Быстрая птица с красным пером пробежала в низко стелющейся траве, уже по ночному времени забеленной инеем. В толпе он не мог различить хмурого хозяина эстансии, разве что из кармана кожаного пояса выглядывали круглые часы на золотой цепочке. Но когда на рассвете нагрузили до отказа мясом самодельный плот и десятки рук оттолкнули его от берега, он отчетливо понял, что эти люди совсем не камарады, не товарищи тому, кто стоял в стороне подбоченясь — белый среди метисов и индейцев. И особенно запомнился черноусый, крепко сложенный, прочно стоящий на ногах работник в широких штанах и длинной рубахе, с жгутом лассо в обеих руках. Он следил издали умными глазами за хозяином, готовый исполнить любое его поручение — отогнать мулов с вьюками на дальний рынок побережья за пять дней пути, войти слугой в дом и зажечь все огни на стенах или уйти на поля выпаса скота до самого рождества. И при всем том готовый вонзить мясницкий тесак в горло хозяину.
Матросы жадно насытились, спали, и «Фаррапилла» весь день провела в виду мыса Хесус-Мария, тщетно ожидая вестей из Монтевидео. Закат был зловещий, багровый. Когда со стороны Монтевидео показались два судна, он принял их за дружественные, но все-таки приказал сняться с якорей — подозрительно, что нет условных знаков — красных вымпелов на мачтах. Только двое стояли на палубе переднего корабля. Нет, трое их было, трое… Но когда он оказался совсем рядом, голос из рупора потребовал именем правителя Восточной провинции, чтобы сдавались. Палуба вдруг наполнилась вооруженными людьми… «Поднять паруса!»… Мушкеты и сабли! Залпы! Ответные залпы! Оттуда уже карабкались на фальшборт. Увидев это, Фиорентино оставил штурвал и с саблей наголо повел людей в контратаку. Счет пошел на мгновения. Одни теснили нападавших к борту и сбрасывали их в воду, другие бросились по команде травить брасы с левой стороны, но никто не подбежал травить справа. Нужно было ободрить растерявшихся ребят, и он воскликнул: «Прекрасно!» Это он помнит хорошо. «Прекрасно!» — воскликнул он, испытывая внезапный и все нарастающий жар духовной мощи, подчинившей себе его волю. Он подбежал к брошенному рулевому колесу и…

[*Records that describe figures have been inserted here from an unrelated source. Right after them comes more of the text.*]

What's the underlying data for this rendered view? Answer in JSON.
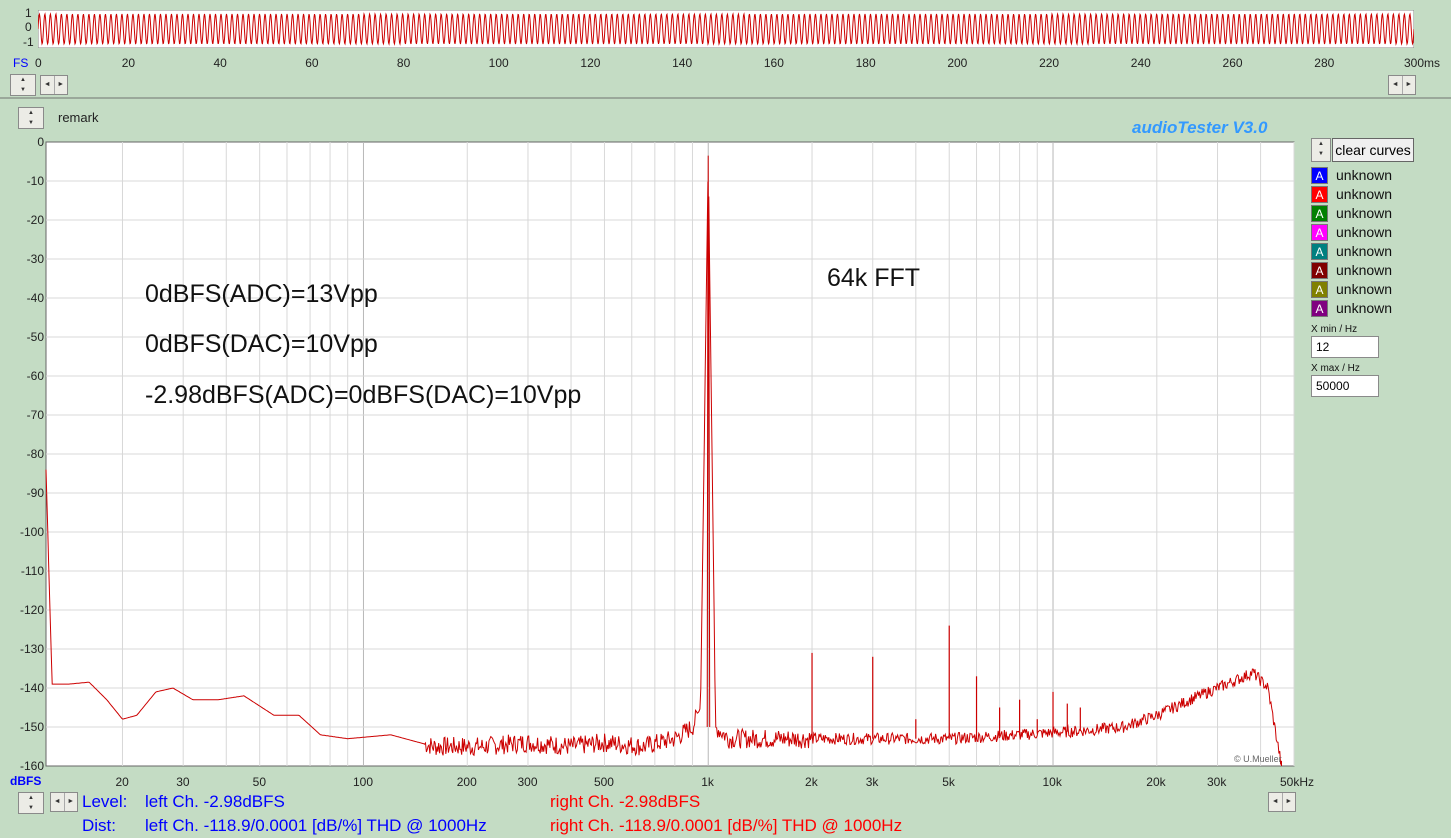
{
  "waveform": {
    "y_labels": [
      "1",
      "0",
      "-1"
    ],
    "fs_label": "FS",
    "x_ticks": [
      "0",
      "20",
      "40",
      "60",
      "80",
      "100",
      "120",
      "140",
      "160",
      "180",
      "200",
      "220",
      "240",
      "260",
      "280",
      "300ms"
    ],
    "color": "#cc0000"
  },
  "remark_label": "remark",
  "app_title": "audioTester  V3.0",
  "clear_button": "clear curves",
  "legend": [
    {
      "icon": "A",
      "label": "unknown",
      "color": "#0000ff"
    },
    {
      "icon": "A",
      "label": "unknown",
      "color": "#ff0000"
    },
    {
      "icon": "A",
      "label": "unknown",
      "color": "#008000"
    },
    {
      "icon": "A",
      "label": "unknown",
      "color": "#ff00ff"
    },
    {
      "icon": "A",
      "label": "unknown",
      "color": "#008080"
    },
    {
      "icon": "A",
      "label": "unknown",
      "color": "#800000"
    },
    {
      "icon": "A",
      "label": "unknown",
      "color": "#808000"
    },
    {
      "icon": "A",
      "label": "unknown",
      "color": "#800080"
    }
  ],
  "xmin": {
    "label": "X min / Hz",
    "value": "12"
  },
  "xmax": {
    "label": "X max / Hz",
    "value": "50000"
  },
  "annotations": {
    "line1": "0dBFS(ADC)=13Vpp",
    "line2": "0dBFS(DAC)=10Vpp",
    "line3": "-2.98dBFS(ADC)=0dBFS(DAC)=10Vpp",
    "fft": "64k FFT",
    "copyright": "© U.Mueller"
  },
  "status": {
    "level_label": "Level:",
    "dist_label": "Dist:",
    "left_level": "left Ch. -2.98dBFS",
    "right_level": "right Ch. -2.98dBFS",
    "left_dist": "left Ch. -118.9/0.0001 [dB/%] THD @ 1000Hz",
    "right_dist": "right Ch. -118.9/0.0001 [dB/%] THD @ 1000Hz"
  },
  "chart_data": {
    "type": "line",
    "xscale": "log",
    "xlim": [
      12,
      50000
    ],
    "ylim": [
      -160,
      0
    ],
    "ylabel": "dBFS",
    "xunit": "kHz",
    "y_ticks": [
      "0",
      "-10",
      "-20",
      "-30",
      "-40",
      "-50",
      "-60",
      "-70",
      "-80",
      "-90",
      "-100",
      "-110",
      "-120",
      "-130",
      "-140",
      "-150",
      "-160"
    ],
    "x_ticks": [
      {
        "value": 20,
        "label": "20"
      },
      {
        "value": 30,
        "label": "30"
      },
      {
        "value": 50,
        "label": "50"
      },
      {
        "value": 100,
        "label": "100"
      },
      {
        "value": 200,
        "label": "200"
      },
      {
        "value": 300,
        "label": "300"
      },
      {
        "value": 500,
        "label": "500"
      },
      {
        "value": 1000,
        "label": "1k"
      },
      {
        "value": 2000,
        "label": "2k"
      },
      {
        "value": 3000,
        "label": "3k"
      },
      {
        "value": 5000,
        "label": "5k"
      },
      {
        "value": 10000,
        "label": "10k"
      },
      {
        "value": 20000,
        "label": "20k"
      },
      {
        "value": 30000,
        "label": "30k"
      },
      {
        "value": 50000,
        "label": "50kHz"
      }
    ],
    "series": [
      {
        "color": "#cc0000",
        "floor": [
          [
            12,
            -84
          ],
          [
            12.5,
            -139
          ],
          [
            14,
            -139
          ],
          [
            16,
            -138.5
          ],
          [
            18,
            -143
          ],
          [
            20,
            -148
          ],
          [
            22,
            -147
          ],
          [
            25,
            -141
          ],
          [
            28,
            -140
          ],
          [
            32,
            -143
          ],
          [
            38,
            -143
          ],
          [
            45,
            -142
          ],
          [
            55,
            -147
          ],
          [
            65,
            -147
          ],
          [
            75,
            -152
          ],
          [
            90,
            -153
          ],
          [
            120,
            -152
          ],
          [
            160,
            -155
          ],
          [
            220,
            -155
          ],
          [
            300,
            -154
          ],
          [
            400,
            -155
          ],
          [
            500,
            -154
          ],
          [
            650,
            -155
          ],
          [
            800,
            -153
          ],
          [
            900,
            -150
          ],
          [
            950,
            -145
          ],
          [
            1000,
            -3.5
          ],
          [
            1050,
            -150
          ],
          [
            1150,
            -153
          ],
          [
            1500,
            -153
          ],
          [
            2000,
            -153
          ],
          [
            3000,
            -153
          ],
          [
            5000,
            -153
          ],
          [
            8000,
            -152
          ],
          [
            12000,
            -151
          ],
          [
            16000,
            -150
          ],
          [
            20000,
            -147
          ],
          [
            25000,
            -143
          ],
          [
            30000,
            -140
          ],
          [
            35000,
            -137.5
          ],
          [
            38000,
            -136
          ],
          [
            42000,
            -140
          ],
          [
            46000,
            -160
          ]
        ],
        "spikes": [
          [
            2000,
            -131
          ],
          [
            3000,
            -132
          ],
          [
            4000,
            -148
          ],
          [
            5000,
            -124
          ],
          [
            6000,
            -137
          ],
          [
            7000,
            -145
          ],
          [
            8000,
            -143
          ],
          [
            9000,
            -148
          ],
          [
            10000,
            -141
          ],
          [
            11000,
            -144
          ],
          [
            12000,
            -145
          ]
        ]
      }
    ]
  }
}
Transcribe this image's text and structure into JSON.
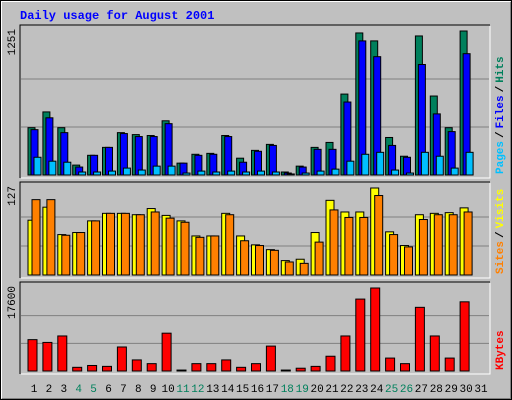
{
  "title": "Daily usage for August 2001",
  "chart_data": [
    {
      "type": "bar",
      "ylim": [
        0,
        1251
      ],
      "yticks": [
        1251
      ],
      "legend": "right",
      "legend_separator": "/",
      "series": [
        {
          "name": "Hits",
          "color": "#00805c",
          "values": [
            411,
            548,
            411,
            86,
            171,
            240,
            368,
            351,
            343,
            471,
            103,
            180,
            188,
            343,
            146,
            214,
            266,
            26,
            77,
            240,
            283,
            703,
            1234,
            1165,
            326,
            163,
            1208,
            686,
            411,
            1251,
            0
          ]
        },
        {
          "name": "Files",
          "color": "#0000ff",
          "values": [
            394,
            497,
            368,
            69,
            171,
            240,
            360,
            334,
            334,
            446,
            103,
            171,
            180,
            334,
            111,
            206,
            257,
            17,
            69,
            223,
            223,
            634,
            1165,
            1028,
            257,
            154,
            960,
            531,
            377,
            1054,
            0
          ]
        },
        {
          "name": "Pages",
          "color": "#00c0ff",
          "values": [
            154,
            120,
            111,
            26,
            26,
            34,
            60,
            43,
            77,
            77,
            17,
            34,
            26,
            34,
            26,
            34,
            26,
            9,
            17,
            34,
            51,
            120,
            180,
            197,
            43,
            17,
            197,
            163,
            60,
            197,
            0
          ]
        }
      ]
    },
    {
      "type": "bar",
      "ylim": [
        0,
        127
      ],
      "yticks": [
        127
      ],
      "legend": "right",
      "legend_separator": "/",
      "series": [
        {
          "name": "Visits",
          "color": "#ffff00",
          "values": [
            80,
            99,
            59,
            62,
            79,
            90,
            90,
            88,
            97,
            87,
            79,
            57,
            57,
            90,
            57,
            44,
            37,
            21,
            23,
            62,
            109,
            92,
            92,
            127,
            63,
            43,
            88,
            90,
            91,
            98,
            0
          ]
        },
        {
          "name": "Sites",
          "color": "#ff8000",
          "values": [
            110,
            110,
            58,
            62,
            79,
            90,
            90,
            88,
            92,
            83,
            77,
            55,
            57,
            88,
            50,
            43,
            36,
            19,
            17,
            48,
            95,
            84,
            84,
            116,
            59,
            41,
            81,
            88,
            88,
            92,
            0
          ]
        }
      ]
    },
    {
      "type": "bar",
      "ylim": [
        0,
        17600
      ],
      "yticks": [
        17600
      ],
      "legend": "right",
      "categories": [
        1,
        2,
        3,
        4,
        5,
        6,
        7,
        8,
        9,
        10,
        11,
        12,
        13,
        14,
        15,
        16,
        17,
        18,
        19,
        20,
        21,
        22,
        23,
        24,
        25,
        26,
        27,
        28,
        29,
        30,
        31
      ],
      "category_colors": [
        "#000000",
        "#000000",
        "#000000",
        "#00805c",
        "#00805c",
        "#000000",
        "#000000",
        "#000000",
        "#000000",
        "#000000",
        "#00805c",
        "#00805c",
        "#000000",
        "#000000",
        "#000000",
        "#000000",
        "#000000",
        "#00805c",
        "#00805c",
        "#000000",
        "#000000",
        "#000000",
        "#000000",
        "#000000",
        "#00805c",
        "#00805c",
        "#000000",
        "#000000",
        "#000000",
        "#000000",
        "#000000"
      ],
      "series": [
        {
          "name": "KBytes",
          "color": "#ff0000",
          "values": [
            6650,
            6060,
            7430,
            780,
            1170,
            980,
            5090,
            2350,
            1560,
            8020,
            200,
            1560,
            1560,
            2350,
            780,
            1560,
            5280,
            200,
            590,
            980,
            3130,
            7430,
            15250,
            17600,
            2740,
            1560,
            13500,
            7430,
            2740,
            14670,
            0
          ]
        }
      ]
    }
  ]
}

Уже восьмой день они плыли вверх по реке Паране. Кое-кто убежал с корабля: Обжора — потому что провиант был на исходе, двое других — просто из страха; каждая коряга, плывшая по воде, казалась им правительственным бригом, который послан, чтобы схватить их и повесить на рее. И не было врача, а сам он, капитан корабля, лежал на животе, голый по пояс, в смертельном бреду… Птица быстро бежала в низко стелющейся траве, покрытой инеем, он знал, что это сверкает красным пером в затылке боль его раны. И не было врача, чтобы задушить эту птицу. И только Луиджи Карнилья опекал его как сына. Он из простолюдинов, которые во все века работают за всех, из той массы безымянных тружеников, из которых тем не менее вышли Линнеи и Франклины. Неграмотный человек, каких в Италии по милости феодалов и попов семнадцать миллионов, он вел корабль с искусством и сметливостью опытного мореплавателя.